Friday, July 05, 2013

A Clever Chief Justice




Clever Chief Justice

They say a even a stopped clock is right twice a day.  In the same vein, the National Review Online's John Fund is right twice a year, and the most recent was on Tuesday, when he recognized the decision by John Roberts in refusing to overturn Proposition 8 as an affront to democracy.    Kevin Drum, unlike Fund a supporter of same-sex marriage, explains

the Supreme Court declined to allow supporters of California's Proposition 8, which banned gay marriage, to appeal their case in federal court. Supporters could defend Prop 8 in the initial suit in California, the court said, because California recognized their standing, but they aren't allowed to appeal their loss because they don't have appellate standing according to federal rules. Since a district court had previously ruled Prop. 8 unconstitutional, this means the issue has been decided. Gay marriage is legal in California.

Fund commends Justice Anthony Kennedy, who in his minority opinion maintained

The Court's reasoning does not take into account the fundamental principles or the practical dynamics of the initiative system in California, which uses this mechanism to control and to bypass public officials—the same officials who would not defend the initiative, an injury the Court now leaves unremedied. The Court's decision also has implications for the 26 other States that use an initiative or popular referendum system and which, like California, may choose to have initiative proponents stand in for the State when public officials decline to defend an initiative in litigation.

Similarly, Drum observes "the Supreme Court is basically gutting the people's right to pass initiatives that elected officials don't like and then to defend them all the way to the highest court in the land."    Fund is only too pleased to quote a former law school dean who told him

Someday, liberals could win an environmental-protection measure in a state and see a conservative governor and attorney general refuse to enforce or defend it.   When that time comes, the proponents may seek their day in federal court and find that there’s only darkness because they lack any standing to defend their own law.

Already one individual is using Roberts' eccentric reasoning toward a rather illiberal end.   Following the Chief Justice's opinion to its logical conclusion.

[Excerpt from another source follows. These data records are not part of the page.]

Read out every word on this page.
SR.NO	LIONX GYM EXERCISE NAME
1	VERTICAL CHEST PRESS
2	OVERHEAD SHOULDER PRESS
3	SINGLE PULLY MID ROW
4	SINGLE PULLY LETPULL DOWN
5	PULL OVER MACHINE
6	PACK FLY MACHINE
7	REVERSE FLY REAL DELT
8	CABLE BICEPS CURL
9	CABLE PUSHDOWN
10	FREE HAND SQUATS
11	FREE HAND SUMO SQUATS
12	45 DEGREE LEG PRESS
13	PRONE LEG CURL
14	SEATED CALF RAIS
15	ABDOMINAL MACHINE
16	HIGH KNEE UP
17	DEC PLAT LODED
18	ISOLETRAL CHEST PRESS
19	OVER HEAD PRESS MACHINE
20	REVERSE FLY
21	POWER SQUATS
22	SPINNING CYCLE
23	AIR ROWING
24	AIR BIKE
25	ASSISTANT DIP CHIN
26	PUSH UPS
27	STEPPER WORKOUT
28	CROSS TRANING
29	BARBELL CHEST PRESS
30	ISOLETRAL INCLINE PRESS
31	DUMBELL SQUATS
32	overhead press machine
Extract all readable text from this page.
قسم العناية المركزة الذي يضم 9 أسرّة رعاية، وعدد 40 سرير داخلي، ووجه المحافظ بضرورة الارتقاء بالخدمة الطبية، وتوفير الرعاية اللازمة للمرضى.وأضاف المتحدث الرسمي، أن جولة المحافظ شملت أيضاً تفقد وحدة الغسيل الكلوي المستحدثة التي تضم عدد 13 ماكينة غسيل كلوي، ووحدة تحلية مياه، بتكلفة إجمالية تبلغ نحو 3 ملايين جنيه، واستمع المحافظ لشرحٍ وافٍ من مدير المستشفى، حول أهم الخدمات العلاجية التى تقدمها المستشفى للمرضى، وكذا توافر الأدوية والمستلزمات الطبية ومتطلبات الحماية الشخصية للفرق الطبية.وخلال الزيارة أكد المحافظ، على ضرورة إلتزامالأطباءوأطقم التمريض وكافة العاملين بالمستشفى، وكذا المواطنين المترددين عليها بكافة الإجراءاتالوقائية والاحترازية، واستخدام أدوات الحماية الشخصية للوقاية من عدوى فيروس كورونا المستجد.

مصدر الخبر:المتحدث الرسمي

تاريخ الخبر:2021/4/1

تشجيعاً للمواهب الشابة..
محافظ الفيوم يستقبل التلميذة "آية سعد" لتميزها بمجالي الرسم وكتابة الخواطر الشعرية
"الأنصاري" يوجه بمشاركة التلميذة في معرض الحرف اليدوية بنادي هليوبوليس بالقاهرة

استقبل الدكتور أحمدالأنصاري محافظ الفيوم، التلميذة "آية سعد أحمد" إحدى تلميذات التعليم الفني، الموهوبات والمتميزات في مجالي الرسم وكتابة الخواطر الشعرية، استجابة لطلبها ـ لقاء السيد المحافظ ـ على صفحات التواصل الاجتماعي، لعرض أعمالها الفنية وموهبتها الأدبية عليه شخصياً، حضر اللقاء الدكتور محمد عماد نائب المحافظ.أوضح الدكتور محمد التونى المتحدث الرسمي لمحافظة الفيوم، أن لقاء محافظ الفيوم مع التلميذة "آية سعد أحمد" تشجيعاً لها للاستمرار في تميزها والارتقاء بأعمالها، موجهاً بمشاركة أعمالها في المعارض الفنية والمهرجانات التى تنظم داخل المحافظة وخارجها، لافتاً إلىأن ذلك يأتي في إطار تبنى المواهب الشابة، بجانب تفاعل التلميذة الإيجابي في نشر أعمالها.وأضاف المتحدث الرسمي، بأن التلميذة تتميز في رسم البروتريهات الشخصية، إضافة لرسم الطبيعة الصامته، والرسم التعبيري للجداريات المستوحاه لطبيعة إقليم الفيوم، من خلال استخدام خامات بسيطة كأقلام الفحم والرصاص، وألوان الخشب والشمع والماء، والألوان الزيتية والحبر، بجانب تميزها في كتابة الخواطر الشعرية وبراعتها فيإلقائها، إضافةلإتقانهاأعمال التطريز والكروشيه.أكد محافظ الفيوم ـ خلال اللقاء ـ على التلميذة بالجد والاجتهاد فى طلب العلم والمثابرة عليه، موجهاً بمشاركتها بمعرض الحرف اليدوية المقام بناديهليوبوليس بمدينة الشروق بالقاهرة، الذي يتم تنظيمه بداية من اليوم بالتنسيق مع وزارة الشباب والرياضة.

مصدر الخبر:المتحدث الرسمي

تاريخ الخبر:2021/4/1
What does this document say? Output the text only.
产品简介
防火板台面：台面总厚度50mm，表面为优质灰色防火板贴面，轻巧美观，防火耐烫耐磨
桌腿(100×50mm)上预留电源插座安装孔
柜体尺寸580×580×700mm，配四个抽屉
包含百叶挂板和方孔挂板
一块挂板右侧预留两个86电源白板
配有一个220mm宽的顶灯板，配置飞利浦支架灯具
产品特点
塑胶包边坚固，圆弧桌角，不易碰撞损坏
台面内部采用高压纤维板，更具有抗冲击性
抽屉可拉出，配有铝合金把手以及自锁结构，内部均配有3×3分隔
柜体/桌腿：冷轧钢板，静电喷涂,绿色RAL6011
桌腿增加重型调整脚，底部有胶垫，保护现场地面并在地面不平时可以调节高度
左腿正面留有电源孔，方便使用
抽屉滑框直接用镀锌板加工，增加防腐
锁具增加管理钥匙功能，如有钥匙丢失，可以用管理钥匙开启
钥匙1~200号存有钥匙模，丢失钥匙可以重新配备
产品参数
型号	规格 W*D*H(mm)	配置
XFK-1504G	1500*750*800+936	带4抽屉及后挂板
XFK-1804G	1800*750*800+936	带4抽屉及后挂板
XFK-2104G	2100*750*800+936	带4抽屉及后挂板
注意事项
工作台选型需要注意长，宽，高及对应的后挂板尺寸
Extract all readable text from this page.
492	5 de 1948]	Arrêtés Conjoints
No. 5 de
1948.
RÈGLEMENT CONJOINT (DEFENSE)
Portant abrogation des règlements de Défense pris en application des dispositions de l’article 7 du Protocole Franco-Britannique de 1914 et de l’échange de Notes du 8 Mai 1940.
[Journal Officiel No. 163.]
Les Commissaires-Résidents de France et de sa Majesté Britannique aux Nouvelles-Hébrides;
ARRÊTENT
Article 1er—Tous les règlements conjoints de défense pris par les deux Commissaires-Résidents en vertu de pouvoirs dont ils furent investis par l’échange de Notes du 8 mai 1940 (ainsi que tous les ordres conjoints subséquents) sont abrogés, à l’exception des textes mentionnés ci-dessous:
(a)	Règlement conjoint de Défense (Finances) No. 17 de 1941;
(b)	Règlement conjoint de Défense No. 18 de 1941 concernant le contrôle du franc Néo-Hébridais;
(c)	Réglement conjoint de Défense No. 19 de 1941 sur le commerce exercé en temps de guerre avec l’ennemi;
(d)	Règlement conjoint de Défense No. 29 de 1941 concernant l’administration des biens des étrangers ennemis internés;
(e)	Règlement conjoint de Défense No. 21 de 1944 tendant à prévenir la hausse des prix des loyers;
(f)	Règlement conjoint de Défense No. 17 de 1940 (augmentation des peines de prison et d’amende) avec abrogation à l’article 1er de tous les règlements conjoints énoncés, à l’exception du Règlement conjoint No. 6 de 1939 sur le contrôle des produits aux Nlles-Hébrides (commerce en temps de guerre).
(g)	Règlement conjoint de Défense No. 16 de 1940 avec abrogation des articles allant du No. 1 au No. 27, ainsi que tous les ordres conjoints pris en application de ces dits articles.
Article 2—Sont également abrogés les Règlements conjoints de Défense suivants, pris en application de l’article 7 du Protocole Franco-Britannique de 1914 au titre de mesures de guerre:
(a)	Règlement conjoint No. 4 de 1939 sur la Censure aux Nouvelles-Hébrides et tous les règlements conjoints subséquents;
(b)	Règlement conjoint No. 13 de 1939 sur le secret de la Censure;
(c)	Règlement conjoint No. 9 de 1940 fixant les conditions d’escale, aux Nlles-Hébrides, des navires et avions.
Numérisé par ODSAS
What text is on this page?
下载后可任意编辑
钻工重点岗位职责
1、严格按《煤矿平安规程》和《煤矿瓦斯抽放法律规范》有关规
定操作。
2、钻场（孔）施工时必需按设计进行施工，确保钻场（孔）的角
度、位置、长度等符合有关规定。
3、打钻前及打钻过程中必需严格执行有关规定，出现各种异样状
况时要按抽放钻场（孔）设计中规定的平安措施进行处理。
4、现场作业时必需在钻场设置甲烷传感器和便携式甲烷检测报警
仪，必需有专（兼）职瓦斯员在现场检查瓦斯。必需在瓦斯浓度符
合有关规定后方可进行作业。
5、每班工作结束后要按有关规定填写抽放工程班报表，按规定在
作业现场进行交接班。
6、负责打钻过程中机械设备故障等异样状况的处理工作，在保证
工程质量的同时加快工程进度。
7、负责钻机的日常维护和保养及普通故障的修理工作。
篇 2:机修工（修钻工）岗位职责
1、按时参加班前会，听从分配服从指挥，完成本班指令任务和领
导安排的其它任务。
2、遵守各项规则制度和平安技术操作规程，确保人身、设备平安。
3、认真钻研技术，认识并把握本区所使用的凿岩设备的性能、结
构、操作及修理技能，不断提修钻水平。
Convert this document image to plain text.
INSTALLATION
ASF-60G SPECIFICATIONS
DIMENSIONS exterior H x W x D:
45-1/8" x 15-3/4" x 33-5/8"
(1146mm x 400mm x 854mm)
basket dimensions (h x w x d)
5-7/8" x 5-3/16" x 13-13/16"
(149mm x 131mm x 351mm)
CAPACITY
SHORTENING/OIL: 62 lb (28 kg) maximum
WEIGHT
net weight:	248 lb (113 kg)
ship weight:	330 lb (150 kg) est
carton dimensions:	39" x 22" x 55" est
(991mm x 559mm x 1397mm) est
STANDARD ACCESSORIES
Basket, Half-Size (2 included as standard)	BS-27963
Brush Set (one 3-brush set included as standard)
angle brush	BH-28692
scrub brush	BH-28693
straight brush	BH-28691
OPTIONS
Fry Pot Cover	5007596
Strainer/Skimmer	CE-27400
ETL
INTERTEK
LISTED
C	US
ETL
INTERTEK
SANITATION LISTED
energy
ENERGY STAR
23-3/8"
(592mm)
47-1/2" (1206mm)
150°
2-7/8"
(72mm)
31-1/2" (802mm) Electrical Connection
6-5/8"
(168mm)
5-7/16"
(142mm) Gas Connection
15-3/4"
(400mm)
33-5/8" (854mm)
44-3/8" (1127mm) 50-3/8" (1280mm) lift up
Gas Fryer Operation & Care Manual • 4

On Tuesday, according to Think Progress' Ian Millhiser, Paula

Deen filed a notice with the federal court hearing a race discrimination lawsuit against her, suggesting that the court should dismiss this lawsuit in light of the Supreme Court’s ruling in the Prop 8 case. Last week, the Court explained that “for a federal court to have authority under the Constitution to settle a dispute, the party before it must seek a remedy for a personal and tangible harm.”

Deen is employing the precedent to claim that the white plaintiff who is suing her, Lisa Jackson,cannot bring a race discrimination suit alleging animus against African-Americans because she is not personally injured by racism directed at people of another race.

At one time, they would call this "what's good for the goose is good for the gander."   And this is not the first time the Chief Justice has employed reasoning from the right to reach a conclusion adored by progressives.   While criticizing Roberts' approach to California's Prop 8, Fund identifies the Chief Justice's "twisted reasoning in last year’s Obamacare ruling" though, unfortunately, he fails to define or explain the "twisted reasoning."

There is no doubt, however, that the conservative Fund was not referring to the Court's decision that states cannot be cut off from Medicaid funding because they choose not to expand Medicaid to individuals earning as much as 130% of the federal poverty guidelines.   If sensible, he finds twisted the idea that fining someone for not purchasing health care is a tax.  It is, of course, a penalty, intended not to raise money (as in a tax) but to get people to purchase a good or service.
  
But the Chief Justice had other ideas and, as he undoubtedly realized, rejecting the commerce clause as basis of the health care mandate would likely have severe repercussions upon the ability of Congress to legislate on behalf of the welfare of the American people.  And so, too, did he understand, as Fund recognizes

All state officials have to do is refuse to defend a law passed by the people, watch as those seeking to overturn the law go judge-shopping (Prop 8 opponents found a gay judge in San Francisco who did not disclose his sexual orientation), and then watch the proponents of the initiative lose in federal court because they “lack standing” to represent the law they wrote.

The system of initiative and referendum has had both humanizing and dehumanizing effects, sometimes with unintended consequences.  Still, there will come a time when an initiative such as requiring labeling of products with genetically modified ingredients will be approved, a state court will overturn it, a GOP or neo-liberal state government will refuse to endorse it, and the Supreme Court will refuse to grant standing in federal court to a group wanting the public will to prevail.  At that time, perhaps the left will recognize the twisted reasoning of Chief Justice Roberts.  Maybe not, though, given his decision to allow in California fulfillment of one of the left's two most fervent causes of the day.